Japan Fair showcases traditional, modern Japanese culture 1

Japanese Dolls dressed in traditional Japanese clothing at the Japan Fair on Oct. 16. The one on the left is wearing a Kimono, and the one on the right is wearing a Hatori. 

Japan Fair, the largest Japanese cultural festival in Southern California, was held at the Orange County Fairgrounds Oct. 15-17. 

People flocked from all over to Costa Mesa to experience this immersive and informative event. Japan Fair aims to educate the general public about both traditional and modern Japanese culture. 

Japan Fair first began in 2009, and according to event coordinator Masa Taguchi, is growing every year. 

“The fair began as a one-day event on Saturday, it's gotten so big that it's now a three-day event extending into both the day and night time,” Taguchi said. 

This year's theme was “The Skills of Japan.” The theme was specially chosen by Taguchi keeping in mind those who weren’t able to travel to Japan because of COVID-19 travel restrictions. 

“Most people couldn’t leave or travel this year,” Taguchi said. “This theme was special as we wanted to showcase Japanese culture to those who were stuck at home.” 

The event was split into three main areas: food, vendors and live entertainment. 

This year Japan Fair had 76 sellers in the marketplaces and 27 different food trucks.

Food trucks were lined up alongside the perimeter of the event, surrounding visitors with a diverse range of eating options. Japanese foods such as sushi, ramen, yakisoba and taiyaki were all readily available for hungry guests.

Many of these food vendors were local Orange County-based Japanese restaurants. One of these restaurants was Shin-Sen-Gumi, a Fountain Valley restaurant selling their famous yakitori. Yakitori is a grilled skewered meat often served with sauce. 

The fair had Japanese food options available, along with many other Asian cultural foods. One of the most popular food trucks was Luckyball Korean BBQ for their Korean Squid Skewers. Filipino food was represented by Kapamilya Family Restaurant selling Halo-Halo and Lumpia. 

Many vendors sold Japanese clothing items. Traditional clothing items like Hatori and Kimonos were for sale. Casual t-shirts decorated with Kanji phrases were also being sold.

Japan Fair showcases traditional, modern Japanese culture 2

A vendor selling Anime blankets and toys at Japan Fair on Oct. 16. 

 

Anime, or Japanese animated work, had its own section on the fairgrounds. Many cosplayers appeared dressed as their favorite characters and flocked to the vendors to purchase merchandise of their favorite show. Anime inspired toys, stickers, patches, pillows and blankets were all being sold and sought after.

One booth sold storybooks of Japanese fables intended for children. One of the storybooks told the story of Maneki-neko or “the lucky cat.” It is believed that having a picture or figurine of this cat brings good fortune. 

Japan Fair showcases traditional, modern Japanese culture 3

The Lucky Cat had its own booth where it was being sold at Japan Fair on Oct. 16. The book is meant for children, and explains how the cat came to be a symbol of good fortune. 

 

Calligraphy is considered an artform in Japan and plays a huge role in the culture. Kanji phrases such as “zen,” “success” and “happiness” were neatly written and being sold. 

Japan Fair showcases traditional, modern Japanese culture

A vendor at Japan Fair selling Calligraphy on Oct. 16. The top right art piece translates to “yume” and means “dream.” 

Outside the marketplace and the food trucks, live entertainment was presented on a huge stage at the end of the venue. 

The performances are strategically scheduled in order to appeal to attending audiences. 

“Day and night attract different kinds of people – families with children attend in the day while younger people attend in the nighttime,” Taguchi said. 

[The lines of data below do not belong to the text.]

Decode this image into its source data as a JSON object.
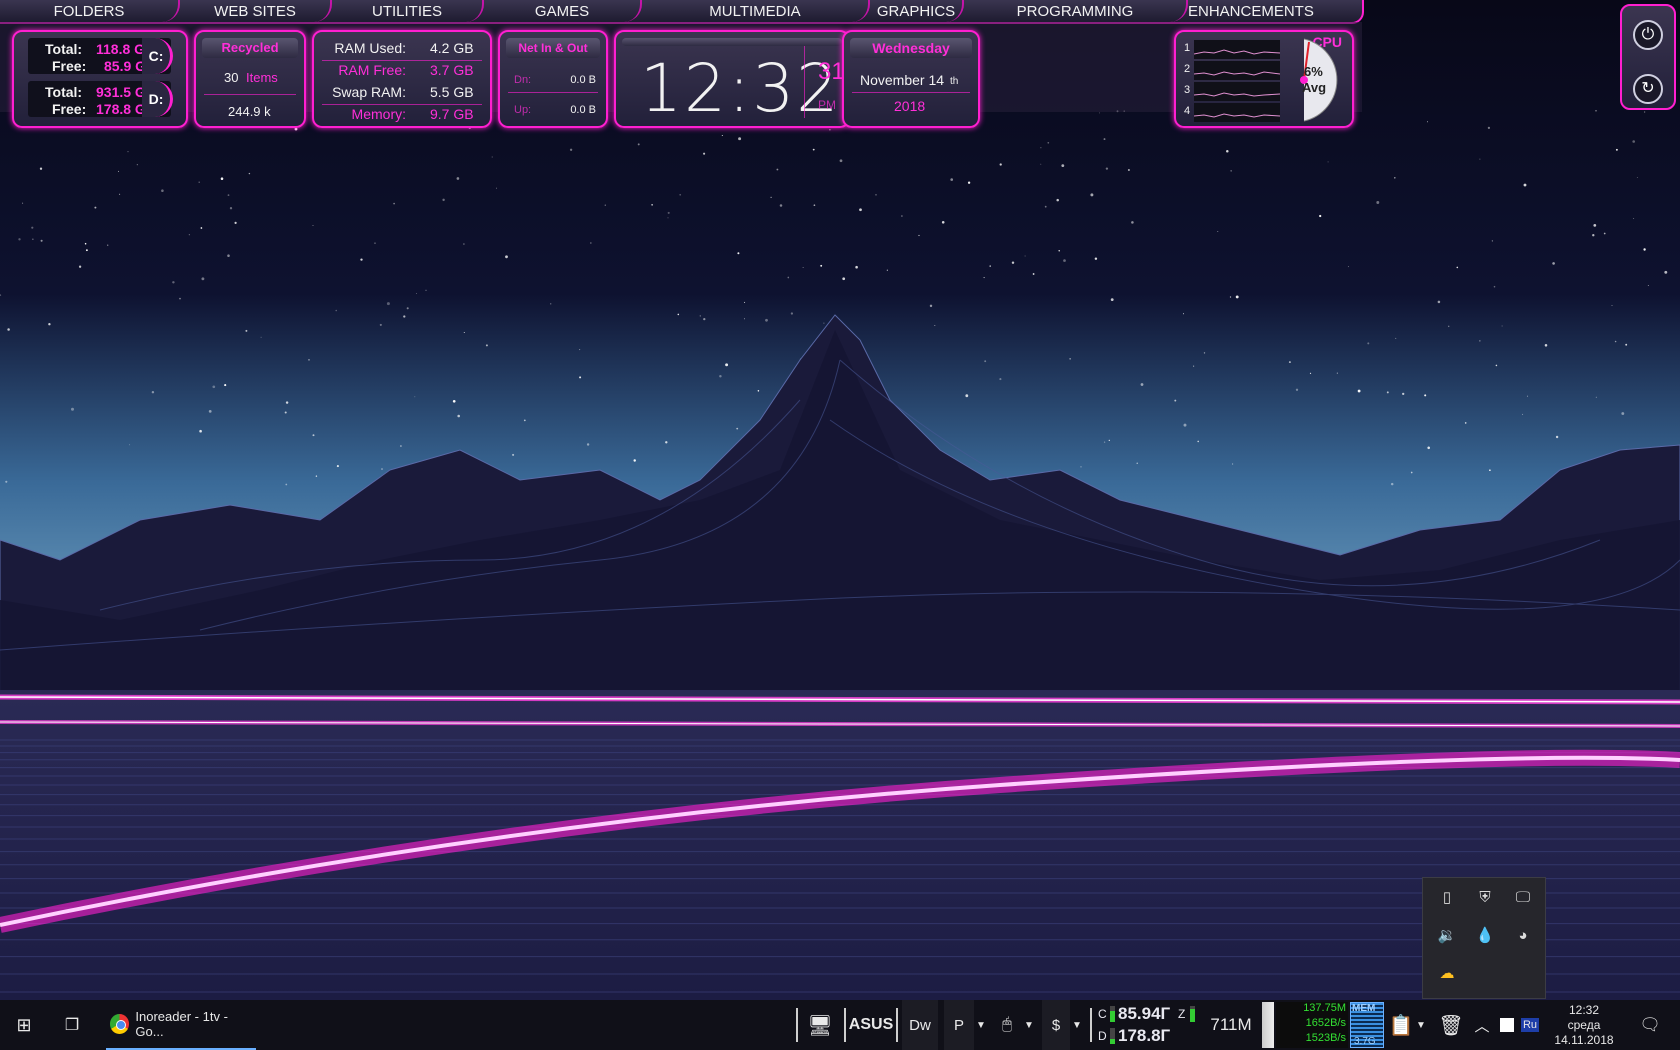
{
  "launcher": {
    "tabs": [
      "FOLDERS",
      "WEB SITES",
      "UTILITIES",
      "GAMES",
      "MULTIMEDIA",
      "GRAPHICS",
      "PROGRAMMING",
      "ENHANCEMENTS"
    ]
  },
  "drives": [
    {
      "letter": "C:",
      "total_label": "Total:",
      "total": "118.8 GB",
      "free_label": "Free:",
      "free": "85.9 GB"
    },
    {
      "letter": "D:",
      "total_label": "Total:",
      "total": "931.5 GB",
      "free_label": "Free:",
      "free": "178.8 GB"
    }
  ],
  "recycle": {
    "title": "Recycled",
    "count": "30",
    "items_label": "Items",
    "size": "244.9 k"
  },
  "memory": {
    "ram_used_label": "RAM Used:",
    "ram_used": "4.2 GB",
    "ram_free_label": "RAM Free:",
    "ram_free": "3.7 GB",
    "swap_label": "Swap RAM:",
    "swap": "5.5 GB",
    "memory_label": "Memory:",
    "memory": "9.7 GB"
  },
  "network": {
    "title": "Net In & Out",
    "dn_label": "Dn:",
    "dn": "0.0 B",
    "up_label": "Up:",
    "up": "0.0 B"
  },
  "clock": {
    "time": "12:32",
    "seconds": "31",
    "ampm": "PM"
  },
  "date": {
    "weekday": "Wednesday",
    "month_day": "November 14",
    "suffix": "th",
    "year": "2018"
  },
  "cpu": {
    "title": "CPU",
    "cores": [
      "1",
      "2",
      "3",
      "4"
    ],
    "percent": "6%",
    "avg_label": "Avg"
  },
  "taskbar": {
    "active_app": "Inoreader - 1tv - Go...",
    "asus": "ASUS",
    "dw": "Dw",
    "p": "P",
    "dollar": "$",
    "drive_c_letter": "C",
    "drive_c_free": "85.94Г",
    "drive_d_letter": "D",
    "drive_d_free": "178.8Г",
    "z_letter": "Z",
    "mem_free": "711M",
    "net_total": "137.75M",
    "net_rate1": "1652B/s",
    "net_rate2": "1523B/s",
    "mem_label": "MEM",
    "mem_total": "3.7G",
    "lang": "Ru",
    "time": "12:32",
    "day": "среда",
    "date": "14.11.2018"
  },
  "colors": {
    "accent": "#ff1fd0",
    "panel": "#2c2842",
    "taskbar": "#101018"
  }
}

In the daytime, more traditional performances occur such as kimono shows, tuna cutting performances and Taiko drum performances. At night, performances showcasing modern Japanese culture are exhibited. This includes dance groups and Anime theme song sing-alongs.  

“Japan fair is fun for everyone and something I enjoy hosting,” Taguchi said “Sharing my culture, food and music is something I really enjoy.”